O escritor destaca que a ficção científica é formada por dezenas de ramos - como space opera, cyberpunk, robôs e androides, invasão alienígena, distopias, afrofuturismo, pós-apocalipse, entre outros - e que o segmento da viagem no tempo é um dos mais populares na literatura e no cinema. "Na vida real, a ciência nega qualquer possibilidade de viagem no tempo. As leis físicas do nosso universo não permitem. Sorte nossa que a literatura, os quadrinhos e o cinema jamais ficam presos a regras e leis de qualquer natureza", salienta. Bras explica que as histórias de viagens no tempo são variações mais ou menos inventivas de três obras fundadoras - os romances “A Máquina do Tempo” de H.G. Wells, e “O Fim da Eternidade” de Isaac Asimov, e o conto “All You Zombies” de Robert A. Heinlein. 

Em "A Máquina do Tempo", lembra, temos um indivíduo inaugurando as viagens no tempo por meio não da magia, mas da ciência e da tecnologia. Em "O Fim da Eternidade", temos toda uma corporação totalitária administrando as viagens no tempo. E no conto de Heinlein há "o Paradoxo do Avô levado às últimas consequências: um indivíduo que é pai e mãe de si mesmo". "O que nós aprendemos com essas obras é que viajar para o passado exige paciência e autocontrole, do contrário a linha do tempo será alterada, provocando mudanças drásticas no presente e no futuro. Nos divertimos assistindo a Marty McFly errando e tentando corrigir seus erros, a fim de impedir sua inexistência, seu próprio desaparecimento da realidade".

Roberto Causo, também escritor de ficção científica, à frente do site especializado "Universo Galaxis", justifica o grande sucesso do filme com a sua relação com o presente. "Parte da força da série de filmes 'De Volta para o Futuro' vem do futurismo baseado na extrapolação de tendências atuais levadas ao exagero cômico. Os produtos apresentados e sua publicidade remetem àquela tradição de empreendedorismo de 'invenções revolucionárias' muito próprio da cultura americana. Ao mesmo tempo, isso vem lastreado por uma deliciosa iconografia cinematográfica saudosista da ficção científica dos anos 1950 e 60", pondera. Para ele, investigar o passado e especular sobre o futuro lançam luz sobre a moralidade, os costumes e suas mudanças. 

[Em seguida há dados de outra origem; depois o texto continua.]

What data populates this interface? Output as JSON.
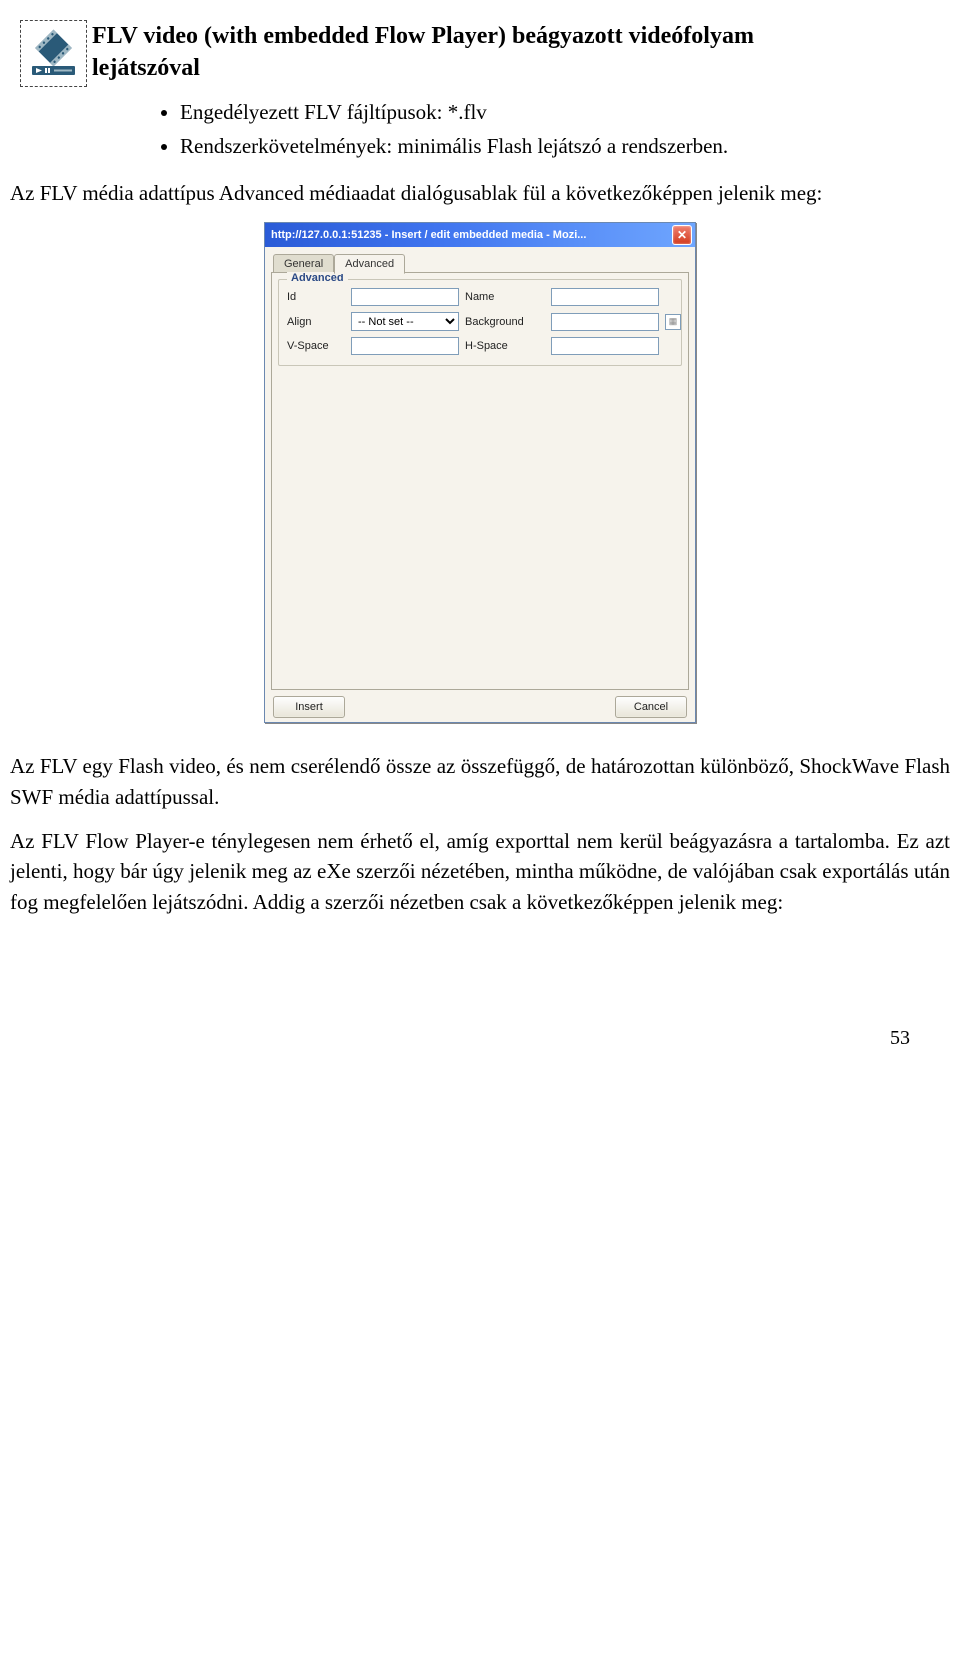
{
  "icon": {
    "name": "flv-video-icon"
  },
  "heading": {
    "line1": "FLV video (with embedded Flow Player) beágyazott videófolyam",
    "line2": "lejátszóval"
  },
  "bullets": [
    "Engedélyezett FLV fájltípusok: *.flv",
    "Rendszerkövetelmények: minimális Flash lejátszó a rendszerben."
  ],
  "para1": "Az FLV média adattípus Advanced médiaadat dialógusablak fül a következőképpen jelenik meg:",
  "dialog": {
    "title": "http://127.0.0.1:51235 - Insert / edit embedded media - Mozi...",
    "tabs": {
      "general": "General",
      "advanced": "Advanced"
    },
    "fieldset_legend": "Advanced",
    "labels": {
      "id": "Id",
      "name": "Name",
      "align": "Align",
      "background": "Background",
      "vspace": "V-Space",
      "hspace": "H-Space"
    },
    "align_value": "-- Not set --",
    "buttons": {
      "insert": "Insert",
      "cancel": "Cancel"
    }
  },
  "para2": "Az FLV egy Flash video, és nem cserélendő össze az összefüggő, de határozottan különböző, ShockWave Flash SWF média adattípussal.",
  "para3": "Az FLV Flow Player-e ténylegesen nem érhető el, amíg exporttal nem kerül beágyazásra a tartalomba. Ez azt jelenti, hogy bár úgy jelenik meg az eXe szerzői nézetében, mintha működne, de valójában csak exportálás után fog megfelelően lejátszódni. Addig a szerzői nézetben csak a következőképpen jelenik meg:",
  "page_number": "53"
}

"O recente perfil genético do povo brasileiro evidenciou que chegamos ao presente a partir do abuso de gerações de mulheres nativas ou escravizadas, o que deveria nos fazer repensar muita coisa. Na ficção científica, questionamentos acerca dos caminhos da nossa condição atual e capacidade de protagonismo estão concentrados na figura do paradoxo temporal. O romance de viagem no tempo 'Kindred', da escritora afro-americana Octavia E. Butler, combina esses questionamentos. O jovem herói de 'De Volta para o Futuro' precisa garantir que o seu surgimento no passado, despertando o interesse erótico da garota que viria a ser sua mãe, não a impeça de ficar com o seu pai. Com isso, tem que refazer a imagem deles para além dos papéis familiares", reflete Causo.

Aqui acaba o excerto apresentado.